上値では6万0800〜6万1100ドルを上抜けると、ショートの買い戻し(踏み上げ)が加速しやすくなります。逆に下値では6万ドルを割り込むと戻り売りが出やすく、5万7800ドルを割り込むと下押しが再燃しやすい点に注意が必要です。強気シナリオの否定ラインは5万7832ドル付近とされています。
ETF動向
米現物ビットコインETFは9営業日連続の流出となり、直近では単日で2億2260万ドルが流出しました。月間ベースでは上場来最大の流出となり、純資産は709億ドルへ減少しています。ブラックロックのIBITが流出の中心で、約35.5億ドル分を占めました。機関投資家による継続的な売りが需給を弱めており、反発局面でも上値の重しとなっています。
本日のデイトレ材料
本日(日本時間)の最大の注目材料は、21時30分に発表される米雇用統計(6月)です。7月4日が独立記念日の連休にあたり米国市場が休場となるため、通常より前倒しでの発表となります。非農業部門雇用者数は予想11.4万人(前回17.2万人)、失業率は予想4.3%、平均時給は前月比予想0.3%・前年比予想3.5%(前回3.4%)、新規失業保険申請件数は予想21.9万件が見込まれています。23時には米製造業新規受注も控えています。

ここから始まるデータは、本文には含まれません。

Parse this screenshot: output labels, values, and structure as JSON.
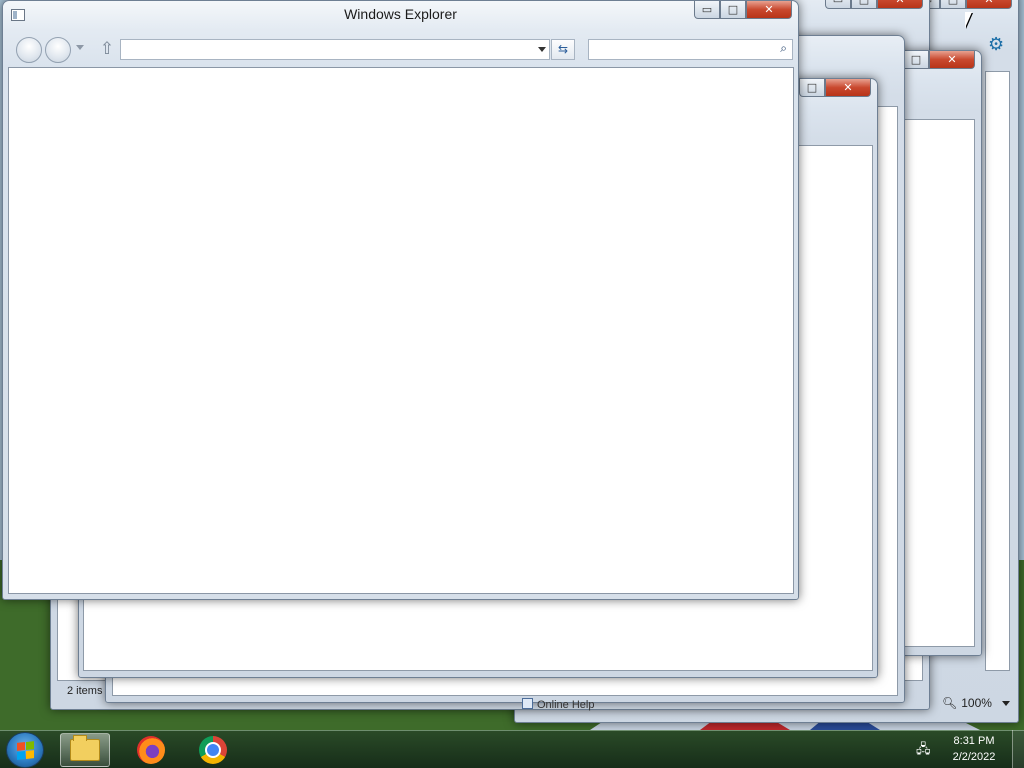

短期の方向感は、この雇用統計が金利観をどう動かすかにかかっています。雇用が弱い結果となれば利上げ警戒が一段と和らぎ、足元の反発が続きやすくなります。逆に強い結果となれば金利の先高観が再燃し、BTCには上値を抑える逆風となりやすいところです。
上方向の焦点は、抵抗クラスターの6万0800〜6万1100ドル、続いて24時間高値の6万1334ドルです。下方向では6万ドル、その下の5万9300ドル、さらに24時間安値の5万7800ドルが焦点となります。当日は、6万0800〜6万1100ドルを上抜けできるか、そして6万ドルを維持できるかを軸に値動きを追うのが分かりやすいでしょう。
まとめ
足元のビットコインは、約21〜22カ月ぶりの安値をつけたあと、ショートの買い戻しを伴って約4%反発し、6万ドルの節目を回復しました。ただし、金利の高止まりや現物ETFの記録的な流出といった上値を抑える要因は残っており、日足では依然として移動平均線を下回る弱い地合いが続いています。
短期的には、6万ドルを維持できるか、それとも6万0800〜6万1100ドルの抵抗を上抜けて反発を続けられるかが当面の分岐点です。本日は前倒しで発表される米雇用統計が金利観を通じて方向を左右しやすいため、発表前後の値動きと上記のラインを丁寧に確認していきたいところです。